Pavement art is aligned to graffiti because it allows artists to express themselves directly to the public without an intermediary, (such as a gallery or cultural institution). It is different from graffiti in the sense that pavement artists seek to entertain, amaze and challenge their public in the hopes of financial compensation. In general, graffiti is focused on the artists’ intense need for self-expression. Graffiti pretends not to be dependent on the public’s approval.

I think it is vital for humans to express themselves in the context of their culture without an intermediary. At the same time, individual self-expressions in public places that are unconcerned with their audience are egotistical and antisocial. These expressions may be valid if the goal is for social reform; (to undermine, criticize or protest the evils of society), but the artist must then be prepared to accept the inevitable consequences and limitations of these actions.

Graffiti is an art form that has largely been created by young people working independent of social structures, and this is its strength. Becoming fashionable, it has been embraced by some galleries and official venues. Context and audience changes every work, therefore no work in a gallery can claim to be entirely independent of public approval.  It is an irony of our time that we attempt this.

Aesthetically, I rarely “like” graffiti in the sense of wanting to live with it.  I can admire the vigor of the calligraphic expression and the virtuosity when it is present. I also truly appreciate the need for artists to work outside of conventional venues.  Graffiti is in fact a form of “outsider art” sometimes called “art brut”.  It represents the human need to create in its most powerful and fundamental form.  Outsider art reinvigorates all of the arts when they lapse into convention and repetition.
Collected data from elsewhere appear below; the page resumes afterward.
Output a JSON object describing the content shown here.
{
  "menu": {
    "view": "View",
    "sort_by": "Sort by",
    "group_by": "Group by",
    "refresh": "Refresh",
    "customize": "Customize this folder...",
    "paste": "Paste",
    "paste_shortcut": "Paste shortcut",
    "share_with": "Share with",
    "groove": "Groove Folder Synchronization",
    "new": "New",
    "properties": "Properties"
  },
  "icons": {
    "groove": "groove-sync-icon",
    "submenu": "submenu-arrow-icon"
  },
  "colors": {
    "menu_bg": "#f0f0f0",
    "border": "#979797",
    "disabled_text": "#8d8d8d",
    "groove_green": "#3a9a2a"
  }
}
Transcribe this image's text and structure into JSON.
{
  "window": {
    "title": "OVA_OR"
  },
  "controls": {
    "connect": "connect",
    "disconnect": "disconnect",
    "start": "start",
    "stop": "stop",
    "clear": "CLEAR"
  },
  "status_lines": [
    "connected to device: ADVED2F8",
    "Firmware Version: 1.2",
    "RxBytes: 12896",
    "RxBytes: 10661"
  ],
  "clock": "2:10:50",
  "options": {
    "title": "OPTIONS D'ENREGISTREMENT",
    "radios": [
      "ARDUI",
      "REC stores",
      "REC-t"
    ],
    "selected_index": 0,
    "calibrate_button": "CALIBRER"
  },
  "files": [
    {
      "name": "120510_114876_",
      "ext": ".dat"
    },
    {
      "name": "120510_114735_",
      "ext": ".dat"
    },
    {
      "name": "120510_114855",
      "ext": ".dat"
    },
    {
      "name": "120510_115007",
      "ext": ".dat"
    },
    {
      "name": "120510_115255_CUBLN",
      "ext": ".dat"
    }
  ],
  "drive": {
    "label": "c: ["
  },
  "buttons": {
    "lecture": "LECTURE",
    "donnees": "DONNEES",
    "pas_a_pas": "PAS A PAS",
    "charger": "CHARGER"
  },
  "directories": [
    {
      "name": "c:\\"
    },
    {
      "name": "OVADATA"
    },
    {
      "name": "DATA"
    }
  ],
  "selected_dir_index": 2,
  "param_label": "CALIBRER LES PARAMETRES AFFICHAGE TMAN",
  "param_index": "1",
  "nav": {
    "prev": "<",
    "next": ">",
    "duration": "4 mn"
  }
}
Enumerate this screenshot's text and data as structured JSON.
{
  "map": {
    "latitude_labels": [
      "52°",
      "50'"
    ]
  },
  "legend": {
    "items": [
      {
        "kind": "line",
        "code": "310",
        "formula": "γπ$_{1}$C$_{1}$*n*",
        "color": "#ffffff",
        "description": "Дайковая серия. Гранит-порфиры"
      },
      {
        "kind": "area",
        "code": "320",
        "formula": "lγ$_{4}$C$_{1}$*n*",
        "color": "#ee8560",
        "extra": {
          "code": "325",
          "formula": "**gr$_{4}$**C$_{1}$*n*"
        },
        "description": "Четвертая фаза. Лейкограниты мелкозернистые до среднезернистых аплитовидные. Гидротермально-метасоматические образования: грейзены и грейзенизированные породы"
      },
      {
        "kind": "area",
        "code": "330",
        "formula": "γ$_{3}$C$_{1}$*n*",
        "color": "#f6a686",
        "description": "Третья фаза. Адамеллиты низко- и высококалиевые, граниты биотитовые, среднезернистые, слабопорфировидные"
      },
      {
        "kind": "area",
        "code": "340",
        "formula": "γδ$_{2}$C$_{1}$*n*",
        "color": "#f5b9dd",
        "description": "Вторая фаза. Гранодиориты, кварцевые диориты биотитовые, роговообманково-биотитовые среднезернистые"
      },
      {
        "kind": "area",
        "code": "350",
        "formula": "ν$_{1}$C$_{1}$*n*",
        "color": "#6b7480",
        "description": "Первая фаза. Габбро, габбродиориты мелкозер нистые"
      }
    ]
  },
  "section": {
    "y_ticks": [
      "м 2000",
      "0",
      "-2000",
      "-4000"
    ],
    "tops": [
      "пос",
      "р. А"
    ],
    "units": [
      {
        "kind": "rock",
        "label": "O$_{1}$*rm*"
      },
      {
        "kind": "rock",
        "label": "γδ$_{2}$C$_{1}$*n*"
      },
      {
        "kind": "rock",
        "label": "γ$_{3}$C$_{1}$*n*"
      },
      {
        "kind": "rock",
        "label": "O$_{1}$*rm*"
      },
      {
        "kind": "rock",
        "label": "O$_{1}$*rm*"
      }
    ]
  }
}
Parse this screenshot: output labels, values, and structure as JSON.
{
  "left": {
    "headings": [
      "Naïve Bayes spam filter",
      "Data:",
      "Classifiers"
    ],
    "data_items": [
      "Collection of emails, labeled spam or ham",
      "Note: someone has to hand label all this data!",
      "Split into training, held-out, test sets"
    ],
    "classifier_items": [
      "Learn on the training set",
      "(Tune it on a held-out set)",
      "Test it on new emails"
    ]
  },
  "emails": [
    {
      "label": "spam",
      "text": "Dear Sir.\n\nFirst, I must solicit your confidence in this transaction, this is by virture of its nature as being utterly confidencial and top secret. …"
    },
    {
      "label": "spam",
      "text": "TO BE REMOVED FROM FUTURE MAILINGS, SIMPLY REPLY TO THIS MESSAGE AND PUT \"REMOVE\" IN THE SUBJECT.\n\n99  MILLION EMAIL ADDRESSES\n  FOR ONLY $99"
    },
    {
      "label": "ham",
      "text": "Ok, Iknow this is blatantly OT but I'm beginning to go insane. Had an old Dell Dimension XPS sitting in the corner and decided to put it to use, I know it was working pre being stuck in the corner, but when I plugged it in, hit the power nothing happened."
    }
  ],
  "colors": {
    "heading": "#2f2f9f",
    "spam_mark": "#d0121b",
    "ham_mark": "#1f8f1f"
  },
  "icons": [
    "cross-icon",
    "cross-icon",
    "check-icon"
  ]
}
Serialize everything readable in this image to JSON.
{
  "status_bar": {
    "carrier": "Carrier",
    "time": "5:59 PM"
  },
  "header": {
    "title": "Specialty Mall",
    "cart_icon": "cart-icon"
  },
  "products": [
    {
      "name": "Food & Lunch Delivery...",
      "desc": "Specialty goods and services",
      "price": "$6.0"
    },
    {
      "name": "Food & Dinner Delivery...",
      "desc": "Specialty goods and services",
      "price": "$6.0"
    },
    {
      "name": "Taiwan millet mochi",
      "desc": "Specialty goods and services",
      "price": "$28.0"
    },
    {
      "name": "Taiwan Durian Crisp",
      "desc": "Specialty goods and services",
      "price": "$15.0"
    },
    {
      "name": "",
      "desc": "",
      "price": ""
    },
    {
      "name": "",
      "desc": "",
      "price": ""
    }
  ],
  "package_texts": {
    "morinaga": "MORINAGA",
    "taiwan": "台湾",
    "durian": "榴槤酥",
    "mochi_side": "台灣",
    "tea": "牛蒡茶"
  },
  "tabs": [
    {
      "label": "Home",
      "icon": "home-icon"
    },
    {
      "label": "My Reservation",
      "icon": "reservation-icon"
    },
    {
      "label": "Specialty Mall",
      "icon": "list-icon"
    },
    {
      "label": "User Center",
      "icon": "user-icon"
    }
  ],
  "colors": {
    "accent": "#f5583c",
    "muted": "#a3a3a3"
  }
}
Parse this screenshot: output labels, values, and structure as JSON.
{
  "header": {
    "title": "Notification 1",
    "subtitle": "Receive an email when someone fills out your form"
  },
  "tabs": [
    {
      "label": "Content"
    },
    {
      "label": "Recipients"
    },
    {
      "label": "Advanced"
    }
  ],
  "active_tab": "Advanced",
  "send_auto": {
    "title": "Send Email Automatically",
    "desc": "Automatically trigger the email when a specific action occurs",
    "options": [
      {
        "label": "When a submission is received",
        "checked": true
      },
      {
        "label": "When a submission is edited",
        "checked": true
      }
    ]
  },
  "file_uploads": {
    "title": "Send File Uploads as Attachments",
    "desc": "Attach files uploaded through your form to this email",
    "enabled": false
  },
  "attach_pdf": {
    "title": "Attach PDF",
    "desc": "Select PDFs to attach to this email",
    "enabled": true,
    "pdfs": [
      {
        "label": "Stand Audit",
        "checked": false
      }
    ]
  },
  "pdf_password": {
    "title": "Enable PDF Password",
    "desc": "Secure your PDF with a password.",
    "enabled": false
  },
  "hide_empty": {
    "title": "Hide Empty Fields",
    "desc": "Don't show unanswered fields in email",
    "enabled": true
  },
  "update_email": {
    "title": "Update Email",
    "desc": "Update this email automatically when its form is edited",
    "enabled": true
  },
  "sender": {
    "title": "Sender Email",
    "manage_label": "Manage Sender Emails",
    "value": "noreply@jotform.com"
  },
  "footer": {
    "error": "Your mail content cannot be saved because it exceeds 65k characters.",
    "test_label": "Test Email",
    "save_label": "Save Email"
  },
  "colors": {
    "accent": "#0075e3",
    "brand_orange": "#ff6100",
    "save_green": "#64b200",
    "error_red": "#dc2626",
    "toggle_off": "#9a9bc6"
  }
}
Graffiti as an art form has all of the challenges and problems of any other movement.  It constantly risks lapsing into conventions and creating venues that are at odds with its primary message.  Artists eventually seek some sort of acceptance or approval from some group of people.  It is a contradiction when part of the artists’ message is that they don’t care about acceptance.

The first question any artist needs to ask is, “Who is my audience, and what am I trying to say to them?” When the relationship between the artist and the public is compassionate, everything functions well. When it is antagonistic, there needs to be a good reason for the strife. If the graffiti expression is done in a closed venue for a specific and appreciative audience, then there is no reason to judge it at all.